Shattered By Control - Page 63

She stops herself and takes a deep breath. “You don’t need the details. It was at his place and I went home afterward, he dropped me off like a gentleman. I told him that I had a husband, and he said okay, we won’t make that mistake twice. In my horror and shame, I quit that job the next morning. But a few weeks later, I learned that I was pregnant, and I told Genaro that he was the father, but we both knew the truth, at least on some level, because we weren’t sleeping in the same bed much those days, but it was easier to say yes, our girl is our girl, and not worry about what might’ve happened. He had his indiscretions, and I guess I had mine, at least just that one time. We didn’t ask questions back then, it was better that way.”

Tears fall and Mom goes all blurry as I try to process. Genaro, Ronan, Cillian. O’Shea. Suddenly, everything Cillian said makes so much sense—

Assuming Genaro isn’t my father.

Assuming Cillian was talking about my actual father instead.

“Genaro was so happy when you were born and you two were so close. He’d sneak into your room every night and give you a kiss, and sometimes he’d climb in and fall asleep next to you. You were his world, you and his work. I still don’t know how he found out for sure, if someone told him or what, but one day around your tenth birthday, he came home and he just… he started packing. I begged him to explain, but he was pale and shaking, trembling really. I’d never seen him like that before. Your father was a tough guy, he did bad things, violent things, but it never bothered him the way he was bothered that day. And just as he was leaving, he stopped in the driveway and looked at me and said, ‘If you’d told me the truth, I would’ve stayed because I love that girl, but I can’t live with a liar my whole life, I just can’t.’ And then he drove off. He left because he isn’t your real father, and I lied to you all about it for so long.”

She buries her face in her hands and she sobs.

I sit back and let it sink in. My body feels numb and tingling like an arm starved of oxygen. I can’t breathe, my head’s all dizzy. I want to process what she just told me but my brain keeps getting stuck like a cassette tape trapped in the gears.

All my life, I hated him. My father, the bastard that left us for no reason, that simply got up and walked out. I asked Mom when I was little why he did it—but she never told me. Only said Dad had his reasons and I shouldn’t worry, it wasn’t my fault, but it was my fault. Wasn’t it? He left because I wasn’t his real daughter.

Or he left because he couldn’t stand being with my mother anymore.

He tried to tell me. Back at the hotel during that meeting, Dad tried to tell me the truth, he came so close to saying it but couldn’t bring himself to do it. I can only imagine the amount of pain he must’ve felt, the utter torture of loving a little girl, of raising a daughter and losing her, but not really losing her, because you can’t just turn that off, can you? My father isn’t my father, but he is, he stayed and he raised me, and even Mom admits he probably knew the whole time on some level at least.

“You should’ve told me,” I say, looking at my hands, not able to look at her right now. She knew the whole time that my father wasn’t my father, but she let me keep on hating him. She could’ve told me and saved me so much anger and anguish, but she kept the secret because it was easier.

She sobs harder. “I’m sorry,” Mom says, “I’m so sorry sweetie.”

I sit there and let her cry. For the first time in my life, I don’t feel the urge to go to her right now.
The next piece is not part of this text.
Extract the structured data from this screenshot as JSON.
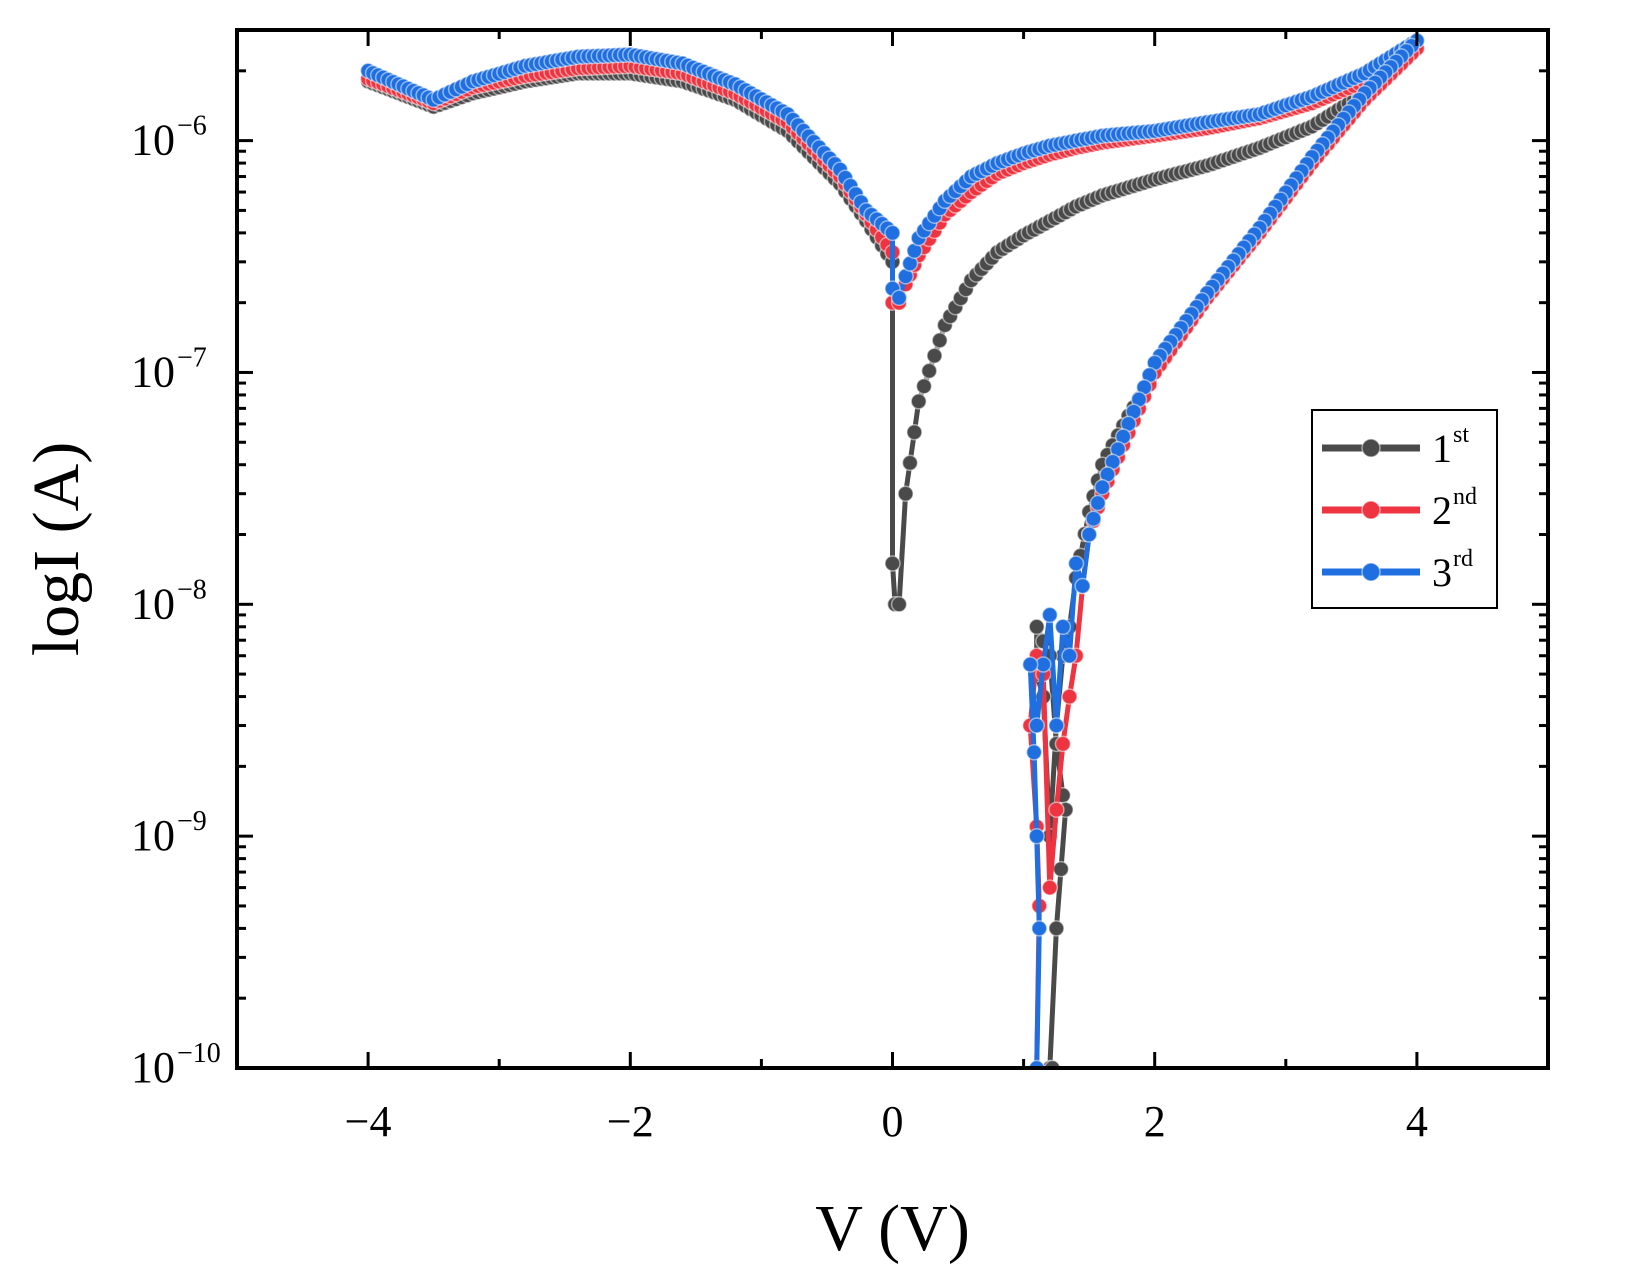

I’m fractured, cracking, breaking in two. One half loves my mother and would do anything to make her happy, the girl that sacrificed so much and gave up her life to try to make her mother more comfortable, and the other is trying to come to grips with the truth that her entire existence is a lie.

“I should’ve told you sooner,” she says, getting herself under some semblance of control. She dabs at her face with tissues and takes a deep, shuddering breath. “I know you’ll hate me now. You have every right to be angry, sweetie, but I didn’t keep it from you to be selfish. Honey, your father is your father, Genaro raised you and that other man has nothing to do with you at all. You didn’t need to know about him.”